Chemotherapy and radiotherapy were undertaken but Mr Tyrrell developed bilateral pneumonia which was the immediate cause of death.

7

Mr Tyrrell died in the University Hospital of North Durham. His death was notified to the coroner, Andrew Tweddle. An inquest was opened and adjourned. The death was also notified to the PPO. The PPO is a non-statutory body which operates pursuant to Memoranda of Understanding with the Ministry of Justice, under whose auspices it operates. It is functionally independent of the Ministry and of the Prison Service. One of its functions is to investigate any death of a person in custody. It did so in this case and produced a report in January 2014. The PPO examined the dealings of Mr Tyrrell with all clinicians who visited the prison, the prison medical and dental staff as well as reviewing the treatment he had received externally. The PPO was concerned with the way in which Mr Tyrrell was managed as a prisoner during his illness, including questions of whether he might have been released on temporary licence in the final stage of his illness and the conditions of security maintained at the hospital. Mr Tyrrell's family were engaged with the PPO investigation. A clinical review was commissioned by the PPO which examined the complete history of Mr Tyrrell's medical dealings since his imprisonment. The reviewers concluded that the diagnosis of the terminal illness was made appropriately and that the post-diagnosis treatment was conducted to an appropriate standard. The result was that the PPO was satisfied that the clinical care provided to Mr Tyrrell was equivalent to that which he would have obtained in the community. It looked at a large number of detailed questions posed by his family concerning both the medical attention he received and documents and information management.

8

The report, including the clinical review, was provided to the coroner. The post mortem examination report established the cause of death, which was uncontroversial. The coroner did not rest upon the PPO investigation without more. He commissioned medical evidence with a view to exploring further the question whether the diagnosis of Mr Tyrrell's cancer had been timely.

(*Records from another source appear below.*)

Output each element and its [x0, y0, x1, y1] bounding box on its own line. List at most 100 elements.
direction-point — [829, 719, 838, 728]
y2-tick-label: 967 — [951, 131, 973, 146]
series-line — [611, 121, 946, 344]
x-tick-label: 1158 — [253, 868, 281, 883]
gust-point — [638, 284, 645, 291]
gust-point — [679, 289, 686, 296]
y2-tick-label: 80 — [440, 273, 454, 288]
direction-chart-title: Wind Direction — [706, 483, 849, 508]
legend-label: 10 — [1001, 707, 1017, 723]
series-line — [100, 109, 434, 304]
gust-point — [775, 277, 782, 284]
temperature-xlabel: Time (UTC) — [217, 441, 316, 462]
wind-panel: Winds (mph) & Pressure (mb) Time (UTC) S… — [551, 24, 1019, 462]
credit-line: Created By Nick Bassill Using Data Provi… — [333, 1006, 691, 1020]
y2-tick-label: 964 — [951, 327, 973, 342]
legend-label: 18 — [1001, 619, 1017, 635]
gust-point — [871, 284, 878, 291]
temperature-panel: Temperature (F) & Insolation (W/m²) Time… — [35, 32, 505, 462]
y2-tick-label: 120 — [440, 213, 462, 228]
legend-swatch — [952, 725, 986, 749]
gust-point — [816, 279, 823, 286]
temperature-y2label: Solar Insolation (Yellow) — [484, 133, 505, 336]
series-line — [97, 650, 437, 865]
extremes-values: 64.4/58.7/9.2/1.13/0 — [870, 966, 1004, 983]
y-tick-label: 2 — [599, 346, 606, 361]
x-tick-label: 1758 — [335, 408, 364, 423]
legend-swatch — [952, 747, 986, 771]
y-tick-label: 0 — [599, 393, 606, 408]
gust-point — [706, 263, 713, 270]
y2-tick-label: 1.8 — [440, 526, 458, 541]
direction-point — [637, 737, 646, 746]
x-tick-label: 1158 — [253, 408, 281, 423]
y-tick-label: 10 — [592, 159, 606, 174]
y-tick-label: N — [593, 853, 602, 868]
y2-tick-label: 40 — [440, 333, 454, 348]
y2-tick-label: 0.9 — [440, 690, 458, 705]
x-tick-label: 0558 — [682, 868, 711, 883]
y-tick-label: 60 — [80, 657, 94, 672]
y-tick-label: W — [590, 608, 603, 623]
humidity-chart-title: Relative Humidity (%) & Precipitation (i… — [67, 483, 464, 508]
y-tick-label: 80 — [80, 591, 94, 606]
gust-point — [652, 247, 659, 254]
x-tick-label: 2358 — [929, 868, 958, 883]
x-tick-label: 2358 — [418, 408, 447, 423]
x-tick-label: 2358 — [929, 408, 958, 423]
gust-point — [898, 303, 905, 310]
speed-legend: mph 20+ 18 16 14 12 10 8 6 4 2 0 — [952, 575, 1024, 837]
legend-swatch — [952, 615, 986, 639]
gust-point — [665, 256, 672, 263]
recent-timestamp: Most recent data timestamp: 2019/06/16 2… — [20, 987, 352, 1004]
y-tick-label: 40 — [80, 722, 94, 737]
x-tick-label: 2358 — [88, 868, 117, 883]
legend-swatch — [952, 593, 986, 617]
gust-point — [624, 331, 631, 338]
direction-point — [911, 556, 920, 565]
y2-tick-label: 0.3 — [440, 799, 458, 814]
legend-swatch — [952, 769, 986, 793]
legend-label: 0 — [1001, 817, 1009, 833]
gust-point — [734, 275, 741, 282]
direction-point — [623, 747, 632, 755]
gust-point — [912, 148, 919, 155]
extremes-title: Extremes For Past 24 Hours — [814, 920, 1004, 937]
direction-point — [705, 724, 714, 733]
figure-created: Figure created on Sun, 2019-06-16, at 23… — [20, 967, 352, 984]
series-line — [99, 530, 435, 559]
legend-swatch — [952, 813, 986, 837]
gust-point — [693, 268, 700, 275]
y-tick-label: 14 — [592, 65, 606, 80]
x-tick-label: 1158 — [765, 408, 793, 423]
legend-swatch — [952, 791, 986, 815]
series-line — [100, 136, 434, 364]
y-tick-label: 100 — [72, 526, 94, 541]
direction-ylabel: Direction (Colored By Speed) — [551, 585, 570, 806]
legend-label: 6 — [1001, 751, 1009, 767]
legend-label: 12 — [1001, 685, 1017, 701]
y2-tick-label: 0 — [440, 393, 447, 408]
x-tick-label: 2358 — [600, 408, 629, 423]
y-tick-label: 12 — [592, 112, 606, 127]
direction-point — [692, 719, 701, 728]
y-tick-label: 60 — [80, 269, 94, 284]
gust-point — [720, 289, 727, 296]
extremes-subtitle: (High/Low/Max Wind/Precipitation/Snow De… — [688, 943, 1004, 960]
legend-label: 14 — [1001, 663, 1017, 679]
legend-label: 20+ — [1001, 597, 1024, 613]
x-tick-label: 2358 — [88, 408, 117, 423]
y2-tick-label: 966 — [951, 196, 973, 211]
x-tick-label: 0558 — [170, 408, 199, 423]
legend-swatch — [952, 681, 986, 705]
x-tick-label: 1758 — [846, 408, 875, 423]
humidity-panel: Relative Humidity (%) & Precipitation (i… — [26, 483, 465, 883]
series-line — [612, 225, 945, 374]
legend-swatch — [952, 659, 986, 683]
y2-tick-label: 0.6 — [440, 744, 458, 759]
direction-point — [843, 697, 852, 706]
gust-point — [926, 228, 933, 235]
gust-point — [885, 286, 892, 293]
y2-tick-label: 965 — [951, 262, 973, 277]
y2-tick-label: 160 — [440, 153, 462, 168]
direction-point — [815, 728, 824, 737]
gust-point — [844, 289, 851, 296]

He held two pre-inquest reviews. In May 2014 the claimant instructed Professor Christopher Nutting, Clinical Director and Head of Neck and Lung Cancer Units at the Royal Marsden Hospital, to conduct a complete review of the treatment received by Mr Tyrrell. He reported on 5 August 2014. He described the tumour as relatively rare and notoriously difficult to diagnose. Although the original throat pain was likely to have been caused by the early development of a tumour Professor Nutting was not critical of the various medical staff who dealt with Mr Tyrrell. It was not until mid-February 2013 that the symptoms were such that a diagnosis became feasible, although it was not suspected by the clinicians. Professor Nutting's report provides no foundation for any suggestion of negligence on the part of the many medical practitioners who examined or treated Mr Tyrrell in the year before his death, still less of any systemic failings in the medical care provided by or through the prison medical services or the NHS. The position adopted by Mr Tyrrell's family was that they wished to explore further whether there was negligence in the late diagnosis of the tumour.

9

It was in all these circumstances that the coroner decided that no further investigations were called for and that article 2 ECHR did not dictate any further action on his part.